Her dressing down isn’t about making this man feel stupid; it’s about making him feel empathy. She points out his misogyny, his arrogance. She says she wishes every doctor would get sick and scared for a short time early in their career, so they could know what it feels like to desperately need compassionate care. In the end, Dorothy reminds him that sooner or later, everyone needs a doctor. “Someday, Dr. Budd, you’re gonna be on the other side of the table,” Dorothy says as she stands to leave. “And as angry as I am, and as angry as I always will be, I still wish you a better doctor than you were to me.”
The episode ends with one of the series’ most touching triumphs.

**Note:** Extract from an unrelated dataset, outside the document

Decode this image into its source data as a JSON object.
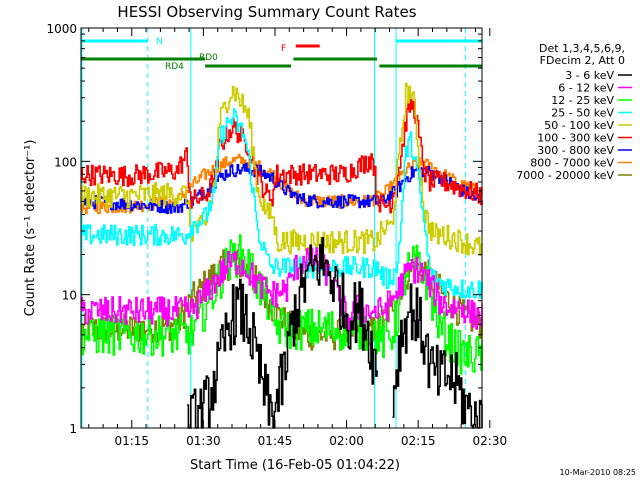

Because it’s a sitcom, Dorothy never mentions her illness again. I wish that’s how it worked in real life. I have both my pain problem and my sleep disorder under control now, though neither is gone for good. It was a relief to find treatments that worked for me, but it’s not an exaggeration to say that watching “Sick and Tired” for the first time was almost as much of a relief. The Golden Girls made history in a dozen different ways across its run, normalizing aspects of aging and womanhood that no one had ever discussed on TV before. This episode in particular, though, is like a sacred text to me. It’s a guidebook to where I’ve been that I can share with the people who love me and the people who have luckily never been in my shoes.
Roger Ebert famously called movies empathy machines, and of course, if movies are, television is, too. This episode of The Golden Girls is deeply powerful proof of that.